El hombre inclinó la cabeza hacia un lado y observó la cara del hombre.

—Pues no. Y me alegro de no conocerlo. ¿Tienes cerveza?

—Está caliente.

—Pero sigue siendo cerveza, ¿no?

Cuando los hombres entraron en el saloon, los Ongeron y el padre de Sam se pusieron a hablar de qué hacer con el muerto y decidieron acercarse a la casa del cura para preguntarle. Todos se subieron al traneau, y las dos mulas negras tensaron el correaje hasta que consiguieron liberar los patines y comenzaron a avanzar hacia el sur por el camino de barro.

El sacerdote era un hombre adusto, un poco senil, sin dientes ni educación, un estonio exiliado en la llanura de Luisiana. Se lo encontraron plantado entre la crecida hierba que rodeaba la diminuta rectoría, una especie de caja de zapatos. Hablaba a voces porque estaba bastante sordo.

—¿Era católico ese tipo?

—Je crois que non —contestó el mayor de los Ongeron.

El sacerdote ahuecó una mano detrás de la oreja.

—¿Cómo murió?

Simoneaux se bajó del trineo y le explicó en francés lo que había sucedido.

—¡Ay, la violencia!

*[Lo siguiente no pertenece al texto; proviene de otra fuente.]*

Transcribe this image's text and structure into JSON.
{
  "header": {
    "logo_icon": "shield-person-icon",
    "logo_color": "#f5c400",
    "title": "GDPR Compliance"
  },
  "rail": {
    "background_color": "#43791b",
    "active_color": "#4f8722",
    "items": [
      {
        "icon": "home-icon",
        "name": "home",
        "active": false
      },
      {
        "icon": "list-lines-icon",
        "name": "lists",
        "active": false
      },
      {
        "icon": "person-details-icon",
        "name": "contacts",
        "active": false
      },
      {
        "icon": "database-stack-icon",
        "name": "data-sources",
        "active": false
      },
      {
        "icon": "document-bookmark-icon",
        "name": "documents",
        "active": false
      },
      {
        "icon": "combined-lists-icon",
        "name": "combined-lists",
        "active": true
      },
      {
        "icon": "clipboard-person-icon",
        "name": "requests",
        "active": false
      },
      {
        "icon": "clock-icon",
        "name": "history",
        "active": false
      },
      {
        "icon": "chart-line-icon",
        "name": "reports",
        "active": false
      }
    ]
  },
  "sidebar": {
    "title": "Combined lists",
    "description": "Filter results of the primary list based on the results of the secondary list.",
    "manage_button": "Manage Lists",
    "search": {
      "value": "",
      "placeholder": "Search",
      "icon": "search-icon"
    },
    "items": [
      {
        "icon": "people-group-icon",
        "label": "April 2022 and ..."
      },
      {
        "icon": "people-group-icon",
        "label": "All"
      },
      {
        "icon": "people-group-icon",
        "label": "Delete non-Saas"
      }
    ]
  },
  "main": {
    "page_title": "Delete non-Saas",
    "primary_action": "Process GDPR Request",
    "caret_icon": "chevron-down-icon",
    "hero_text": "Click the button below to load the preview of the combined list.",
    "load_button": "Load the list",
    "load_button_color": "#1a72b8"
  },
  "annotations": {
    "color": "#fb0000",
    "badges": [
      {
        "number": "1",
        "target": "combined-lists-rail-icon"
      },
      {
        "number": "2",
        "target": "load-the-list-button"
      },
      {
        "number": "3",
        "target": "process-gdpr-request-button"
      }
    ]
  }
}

Simoneaux, ¿vas a confesarte de eso?

—Mais oui. Quand tu veux.

El sacerdote meneó la cabeza lentamente.

—Bueno, dentro del vallado no podemos ponerlo, porque no es católico y tuvo un mal final, sin confesarse. Pero lo podéis poner fuera del vallado, en la parte de atrás.

—Vale.

El sacerdote alargó una mano.

—El terreno cuesta un dólar.

El padre de Sam sacó una moneda de plata de su talega.

—Combien s’il est catholique?

—Cincuenta centavos.

Miró pesaroso su moneda y examinó el anverso y el reverso.

—Tu peux pas le baptiser?

El sacerdote cogió el dólar con cuidado.

—Simoneaux, no se puede comprar el pasaje cuando el barco ha zarpado.

Y el padre de Sam entendió que así era, que se había hecho algo que no podía deshacerse. Él y los Ongeron volvieron en silencio al saloon, cargaron el cuerpo en el trineo y lo enterraron detrás del cementerio de la iglesia. El sacerdote los miró desde la ventana, pero no salió y solo abrió la puerta cuando uno de los hombres volvió para devolverle la pala. Quitaron la silla y la brida con el bocado ensangrentado al caballo, lo pusieron en el cobertizo junto a la yegua del sacerdote y todos se fueron a cenar a casa.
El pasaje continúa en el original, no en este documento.